A Comissão de Minas e Energia da Câmara debate nesta quarta-feira o impacto de novas normas sobre a segurança jurídica e a estabilidade do abastecimento nacional de combustíveis.
A instabilidade regulatória no setor de combustíveis será o foco principal de uma audiência pública na Câmara dos Deputados nesta quarta-feira (20).
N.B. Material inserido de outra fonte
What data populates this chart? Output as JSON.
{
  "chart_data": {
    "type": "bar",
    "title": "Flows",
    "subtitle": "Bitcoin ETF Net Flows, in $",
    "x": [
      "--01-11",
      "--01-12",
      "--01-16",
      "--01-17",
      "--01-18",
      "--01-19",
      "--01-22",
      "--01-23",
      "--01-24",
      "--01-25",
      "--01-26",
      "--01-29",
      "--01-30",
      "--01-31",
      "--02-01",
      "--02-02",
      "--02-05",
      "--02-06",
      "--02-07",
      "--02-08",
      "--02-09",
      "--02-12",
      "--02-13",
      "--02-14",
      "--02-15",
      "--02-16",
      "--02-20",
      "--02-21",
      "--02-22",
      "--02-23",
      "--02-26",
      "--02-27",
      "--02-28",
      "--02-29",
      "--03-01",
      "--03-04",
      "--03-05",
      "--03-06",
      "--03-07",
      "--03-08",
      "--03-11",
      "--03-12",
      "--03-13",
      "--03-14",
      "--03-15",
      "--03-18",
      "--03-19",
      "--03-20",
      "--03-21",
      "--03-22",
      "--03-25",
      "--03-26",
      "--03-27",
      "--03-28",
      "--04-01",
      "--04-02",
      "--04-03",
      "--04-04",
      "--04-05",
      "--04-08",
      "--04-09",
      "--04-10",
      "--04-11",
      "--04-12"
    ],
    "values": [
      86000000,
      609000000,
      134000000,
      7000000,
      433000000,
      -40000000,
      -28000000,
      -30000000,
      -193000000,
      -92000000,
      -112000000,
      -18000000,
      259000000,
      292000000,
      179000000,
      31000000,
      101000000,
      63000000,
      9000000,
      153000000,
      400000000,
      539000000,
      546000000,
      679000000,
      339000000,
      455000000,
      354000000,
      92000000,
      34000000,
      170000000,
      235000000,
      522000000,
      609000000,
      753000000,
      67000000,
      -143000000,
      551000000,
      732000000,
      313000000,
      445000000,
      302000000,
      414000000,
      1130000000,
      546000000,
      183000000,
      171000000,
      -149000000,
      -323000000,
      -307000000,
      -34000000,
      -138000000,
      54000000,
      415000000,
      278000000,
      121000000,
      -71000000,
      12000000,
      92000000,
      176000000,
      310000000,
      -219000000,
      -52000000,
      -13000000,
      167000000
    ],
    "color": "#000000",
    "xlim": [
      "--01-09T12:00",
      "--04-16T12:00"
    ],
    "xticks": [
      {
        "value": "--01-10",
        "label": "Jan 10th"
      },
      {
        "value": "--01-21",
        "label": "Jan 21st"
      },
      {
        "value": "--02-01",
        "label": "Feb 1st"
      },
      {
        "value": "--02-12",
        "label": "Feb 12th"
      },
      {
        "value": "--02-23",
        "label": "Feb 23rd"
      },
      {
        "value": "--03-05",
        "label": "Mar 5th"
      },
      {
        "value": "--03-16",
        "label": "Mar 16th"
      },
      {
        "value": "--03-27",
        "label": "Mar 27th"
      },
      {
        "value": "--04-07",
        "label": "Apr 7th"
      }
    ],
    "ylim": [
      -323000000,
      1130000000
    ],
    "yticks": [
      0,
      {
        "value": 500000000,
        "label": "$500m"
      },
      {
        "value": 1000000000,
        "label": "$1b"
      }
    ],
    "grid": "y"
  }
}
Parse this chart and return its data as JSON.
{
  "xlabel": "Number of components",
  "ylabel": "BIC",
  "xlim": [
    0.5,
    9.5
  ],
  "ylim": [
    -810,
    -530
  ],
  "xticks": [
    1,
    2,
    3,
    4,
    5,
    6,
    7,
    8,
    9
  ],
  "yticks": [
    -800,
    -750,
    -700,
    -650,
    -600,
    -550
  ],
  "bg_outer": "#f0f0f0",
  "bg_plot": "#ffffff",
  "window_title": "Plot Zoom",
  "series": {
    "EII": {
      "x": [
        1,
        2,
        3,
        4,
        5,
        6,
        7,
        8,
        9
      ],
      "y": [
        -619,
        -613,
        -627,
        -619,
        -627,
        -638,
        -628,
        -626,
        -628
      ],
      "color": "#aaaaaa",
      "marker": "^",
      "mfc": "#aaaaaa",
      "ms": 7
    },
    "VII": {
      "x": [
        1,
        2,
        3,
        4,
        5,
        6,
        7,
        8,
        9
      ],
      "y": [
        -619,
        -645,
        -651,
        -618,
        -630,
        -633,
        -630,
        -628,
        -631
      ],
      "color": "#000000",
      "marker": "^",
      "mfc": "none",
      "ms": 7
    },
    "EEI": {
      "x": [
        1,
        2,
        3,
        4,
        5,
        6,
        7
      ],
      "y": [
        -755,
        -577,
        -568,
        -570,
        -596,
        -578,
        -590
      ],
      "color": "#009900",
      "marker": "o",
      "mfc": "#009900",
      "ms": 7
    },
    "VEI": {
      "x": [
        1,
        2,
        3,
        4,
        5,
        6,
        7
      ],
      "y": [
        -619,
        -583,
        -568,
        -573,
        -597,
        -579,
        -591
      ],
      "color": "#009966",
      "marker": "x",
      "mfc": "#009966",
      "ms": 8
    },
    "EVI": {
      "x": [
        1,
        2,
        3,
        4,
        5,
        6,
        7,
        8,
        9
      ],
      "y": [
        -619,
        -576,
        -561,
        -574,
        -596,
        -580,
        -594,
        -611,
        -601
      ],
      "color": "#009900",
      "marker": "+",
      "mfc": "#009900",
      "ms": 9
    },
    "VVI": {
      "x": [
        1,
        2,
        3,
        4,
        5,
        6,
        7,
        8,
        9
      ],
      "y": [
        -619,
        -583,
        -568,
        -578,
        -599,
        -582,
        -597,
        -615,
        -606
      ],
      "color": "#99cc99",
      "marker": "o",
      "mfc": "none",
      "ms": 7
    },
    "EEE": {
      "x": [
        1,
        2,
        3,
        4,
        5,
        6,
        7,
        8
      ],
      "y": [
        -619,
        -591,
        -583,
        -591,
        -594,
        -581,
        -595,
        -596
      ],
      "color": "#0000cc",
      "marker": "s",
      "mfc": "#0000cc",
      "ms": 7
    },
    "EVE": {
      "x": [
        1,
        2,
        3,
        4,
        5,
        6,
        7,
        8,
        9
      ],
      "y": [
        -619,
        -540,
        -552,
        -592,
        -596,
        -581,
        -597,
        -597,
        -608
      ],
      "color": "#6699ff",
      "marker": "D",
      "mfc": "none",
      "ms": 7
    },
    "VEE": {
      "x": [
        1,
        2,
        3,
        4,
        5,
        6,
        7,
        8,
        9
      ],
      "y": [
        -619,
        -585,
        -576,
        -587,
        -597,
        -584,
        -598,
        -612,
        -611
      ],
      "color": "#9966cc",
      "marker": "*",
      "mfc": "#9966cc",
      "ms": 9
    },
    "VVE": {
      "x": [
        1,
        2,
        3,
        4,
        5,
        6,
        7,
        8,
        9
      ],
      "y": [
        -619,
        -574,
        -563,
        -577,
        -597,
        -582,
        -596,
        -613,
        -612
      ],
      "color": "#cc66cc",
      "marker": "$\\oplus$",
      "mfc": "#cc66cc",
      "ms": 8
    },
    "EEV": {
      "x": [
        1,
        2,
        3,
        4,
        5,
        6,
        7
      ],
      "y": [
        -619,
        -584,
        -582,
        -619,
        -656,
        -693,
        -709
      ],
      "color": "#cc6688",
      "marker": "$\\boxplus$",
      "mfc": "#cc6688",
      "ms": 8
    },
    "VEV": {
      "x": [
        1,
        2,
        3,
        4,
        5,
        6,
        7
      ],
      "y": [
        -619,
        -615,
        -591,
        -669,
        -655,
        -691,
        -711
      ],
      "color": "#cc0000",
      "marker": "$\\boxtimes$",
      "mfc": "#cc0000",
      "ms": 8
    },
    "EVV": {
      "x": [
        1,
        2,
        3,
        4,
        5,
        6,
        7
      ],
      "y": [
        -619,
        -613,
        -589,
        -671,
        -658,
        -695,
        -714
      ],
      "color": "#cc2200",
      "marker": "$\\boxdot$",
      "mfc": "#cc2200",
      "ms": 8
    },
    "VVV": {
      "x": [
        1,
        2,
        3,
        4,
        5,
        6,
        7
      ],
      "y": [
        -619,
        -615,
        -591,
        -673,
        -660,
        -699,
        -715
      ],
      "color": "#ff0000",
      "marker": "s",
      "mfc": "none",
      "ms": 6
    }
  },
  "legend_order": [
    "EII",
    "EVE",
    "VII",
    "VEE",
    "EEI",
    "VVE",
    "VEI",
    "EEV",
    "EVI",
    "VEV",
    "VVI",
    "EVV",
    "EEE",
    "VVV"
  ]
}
O encontro, que reunirá parlamentares e especialistas, visa dissecar as implicações das Medidas Provisórias 1340/26, 1343/26 e 1349/26, além de decretos correlatos que têm gerado preocupação quanto à previsibilidade do mercado e à manutenção da segurança jurídica no país.
O debate foi articulado pelos deputados Junio Amaral, Rodrigo da Zaeli e Lafayette de Andrada. O objetivo central é analisar se o atual arcabouço normativo oferece a neutralidade concorrencial necessária para evitar distorções graves no fornecimento de derivados de petróleo e biocombustíveis, elementos fundamentais para a economia nacional e para a transição para uma energia sustentável mais robusta.
Impactos financeiros e o papel do setor privado
Um dos pontos mais críticos do debate é a estrutura da MP 1340/26. De acordo com os parlamentares, a norma impõe descontos na comercialização de combustíveis antes que o ressarcimento aos agentes econômicos seja efetivado. Na prática, isso desloca o ônus financeiro de políticas públicas para as empresas privadas, comprometendo o fluxo de caixa do setor.
“Essa diferença de prazo afeta o caixa das empresas, reduz a previsibilidade econômica e pode desestimular a reposição de estoques, especialmente em um mercado dependente de importações.”
A preocupação é que o custo financeiro decorrente dessa defasagem possa inibir investimentos e desencorajar a formação de estoques, aumentando o risco de desabastecimento em momentos de alta volatilidade internacional.
Logística e a necessidade de ajustes nas políticas
A análise estende-se aos efeitos da MP 1349/26, que introduziu subvenções emergenciais para a importação de diesel. Para os parlamentares, essa medida é um indicativo claro de que o desenho original da política econômica falhou em promover o equilíbrio esperado, forçando uma intervenção estatal paliativa para garantir a continuidade das operações de importação.
Somada à MP 1343/26, que impõe pressões adicionais sobre o segmento de transportes, a discussão busca entender como a combinação dessas normas altera a dinâmica logística. A audiência pretende avaliar se as medidas estão, de fato, garantindo a eficiência econômica ou se estão, inadvertidamente, criando gargalos que prejudicam a concorrência e a soberania energética.
A expectativa é que, ao final do debate, o Legislativo possa propor ajustes que harmonizem a necessidade de intervenção do Estado com a liberdade de mercado. A busca por um ambiente regulatório previsível não apenas protege os players atuais, mas é essencial para atrair novos investimentos em fontes de energia sustentável, fundamentais para a modernização da matriz energética brasileira no longo prazo.